Questions for chipmill to answer

General Manager of the Eden chipmill, Kel Henry has told local media (Magnet 11/11 and ABC SE 15/11) that ANWE’s new sawmill is on its way from Sweden.

He has also told us that ANWE has not yet even applied for a DA from the Bega Valley Shire Council.

Likewise although the Environment Protection Authority has inspected the site, a search of the EPA Licence Register shows no application there either.

Mr Henry’s confidence also extends to having secured the Eden sawlog quota. Unless ANWE gets this from Blueridge Hardwoods, the  new mill will not happen.

So far there has been no formal announcement from the Forestry Corporation about the sawlog WSA.

ANWE must be very confident of favourable decisions on all three.

The woodchipping industry has been getting its own way for 50 years now, but if I was about to spend $20 million I think I’d want all three approvals in the bag first.

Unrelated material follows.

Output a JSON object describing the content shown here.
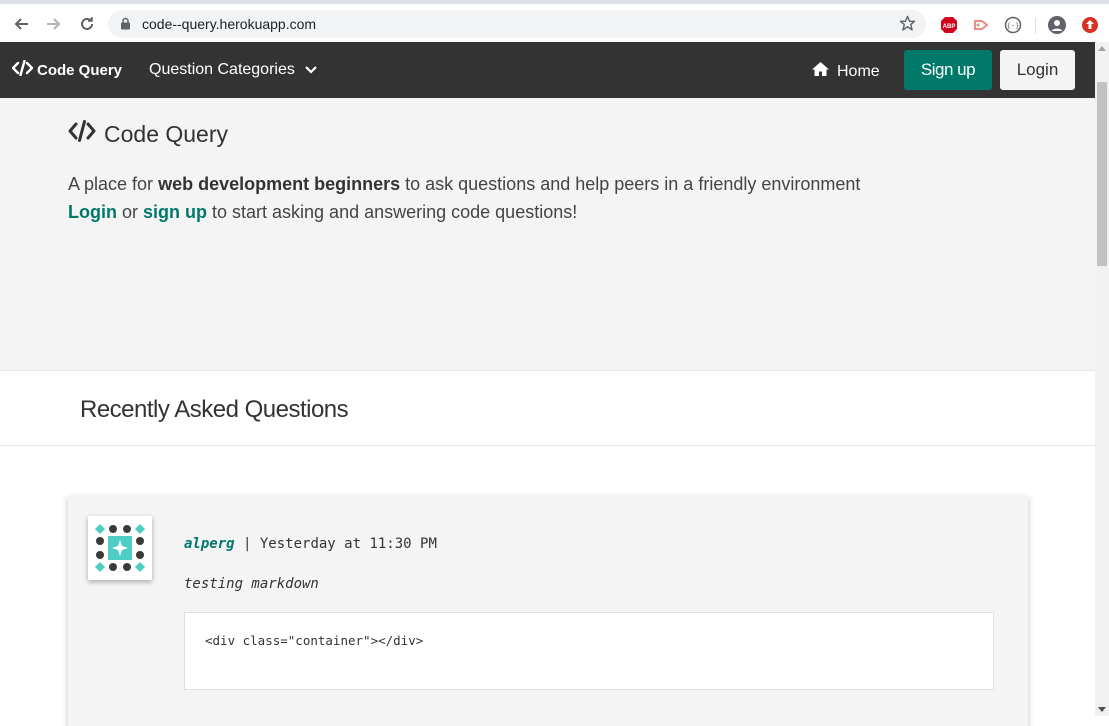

Further, Mr Henry says that the new mill will be ”fairly automated,”  but will employ just 10 to 12 people. Blueridge Hardwoods currently employs approximately 55 people. Perhaps he could have been asked to comment on that.

If I’d had the opportunity to interview him I would also have asked him how the chipmill is coping when, until this week, Eden has not see a woodchip carrier in port for over 3 months.

I would also ask him how ANWE can assure us that it can be trusted with a likely monopoly over the market for every tree cut down in the Eden Region.